A few questions about "small" transitive sets. I'm currently reading about ordinals, working on various exercises since I haven't formally studied the material before.
I'm looking at transitive sets. A set $z$ is said to be transitive if and only if $\forall y \in z [y \subset z]$. They also define
$$0 = \emptyset \quad \quad 1 = \{0\} = \{\emptyset\} \quad \quad 2 = \{0,1\} = \{\emptyset, \{\emptyset\}\}.$$
An exercise asks to show that every non-empty transitive set contains $0$, and that every non-singleton transitive set contains $1$, assuming the Axiom of Foundation. Showing the first part wasn't too bad, and I think I was able to show the second part using the first.
Then, it asks to show that $1$ is the only one-element transitive set, and $2$ is the only two-element transitive set. I'm having some difficulty showing this. Here's what I was able to come up with for $1$. As for $2$, I'm stuck.
My attempt
Suppose $x = \{y\}$ is a transitive set. Then, any arbitrary element $z \in y$ is also in $x$. However, the Foundation Axiom states
$$ \exists y(y \in x) \rightarrow \exists y(y \in x \wedge \neg \exists z(z \in x \wedge z \in y),$$ 
and I interpreted this as saying that $\forall z(z \not \in y)$, which means that $y = \emptyset$, implying $x = {\emptyset} = 1$. $\square$
I would greatly appreciate any hints/help with this one. 
 A: Assume $\{a\}$ is transitive. As you have shown that $\emptyset\in\{a\}$, we immediately have $a=\emptyset$ and $\{a\}=1$.
Assume $\{a,b\}$ is transitive with $a\ne b$. As you have shown, $\emptyset$ is one of these, so assume wlog. $a=\emptyset$ and $b\ne\emptyset$. By transitivity, $b\subseteq \{\emptyset,b\}$. Using Foundation, we find $b\notin b$, hence $b=\emptyset$ (contradicting $b\ne a$) or as last option $b=\{\emptyset\}$. Hence $\{a,b\}=2$.
A: For $1$ just use the fact that every nonempty transitive set includes the empty set. For $2$ you can use that to conclude that if a transitive set had a nonempty and not a singleton member then it has at least three members. From there it's easy. 
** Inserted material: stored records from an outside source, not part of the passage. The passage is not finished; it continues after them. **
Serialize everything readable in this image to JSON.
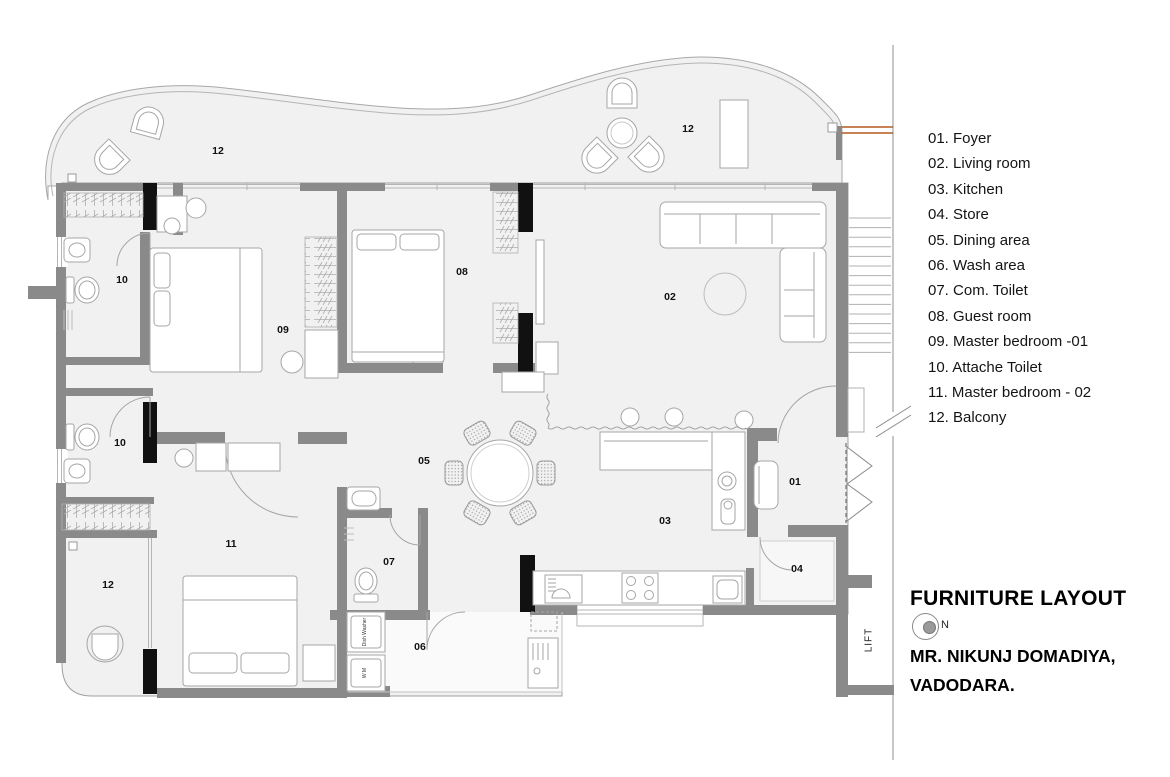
{
  "legend": {
    "items": [
      "01. Foyer",
      "02. Living room",
      "03. Kitchen",
      "04. Store",
      "05. Dining area",
      "06. Wash area",
      "07. Com. Toilet",
      "08. Guest room",
      "09. Master bedroom -01",
      "10. Attache Toilet",
      "11. Master bedroom - 02",
      "12. Balcony"
    ]
  },
  "title_block": {
    "title": "FURNITURE LAYOUT",
    "north_label": "N",
    "client_name": "MR. NIKUNJ DOMADIYA,",
    "client_city": "VADODARA."
  },
  "plan": {
    "room_labels": [
      {
        "text": "12",
        "x": 218,
        "y": 151
      },
      {
        "text": "12",
        "x": 688,
        "y": 129
      },
      {
        "text": "10",
        "x": 122,
        "y": 280
      },
      {
        "text": "09",
        "x": 283,
        "y": 330
      },
      {
        "text": "08",
        "x": 462,
        "y": 272
      },
      {
        "text": "02",
        "x": 670,
        "y": 297
      },
      {
        "text": "10",
        "x": 120,
        "y": 443
      },
      {
        "text": "05",
        "x": 424,
        "y": 461
      },
      {
        "text": "01",
        "x": 795,
        "y": 482
      },
      {
        "text": "03",
        "x": 665,
        "y": 521
      },
      {
        "text": "11",
        "x": 231,
        "y": 544
      },
      {
        "text": "07",
        "x": 389,
        "y": 562
      },
      {
        "text": "04",
        "x": 797,
        "y": 569
      },
      {
        "text": "12",
        "x": 108,
        "y": 585
      },
      {
        "text": "06",
        "x": 420,
        "y": 647
      }
    ],
    "lift_label": "LIFT",
    "appliance_labels": {
      "dish_washer": "Dish Washer",
      "washing_machine": "W M"
    },
    "colors": {
      "wall": "#8a8a8a",
      "column": "#111111",
      "floor": "#f1f1f1",
      "furniture_line": "#a6a6a6",
      "window_line": "#b5b5b5",
      "accent_orange": "#b35a1f"
    }
  }
}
A: For one-element transitive sets:
If $x = \{ y \}$ is a one-element transitive set distinct from $1 = \{ \varnothing \}$, then $y \neq \varnothing$, and so there is some $z \in y$.  By transitivity, $z \in x$, and since $z,y \in x$ and $| x | = 1$ we have $y = z$, but this then contradicts Foundation ($y = z \in y$).
The two-element case can be done via a similar analysis.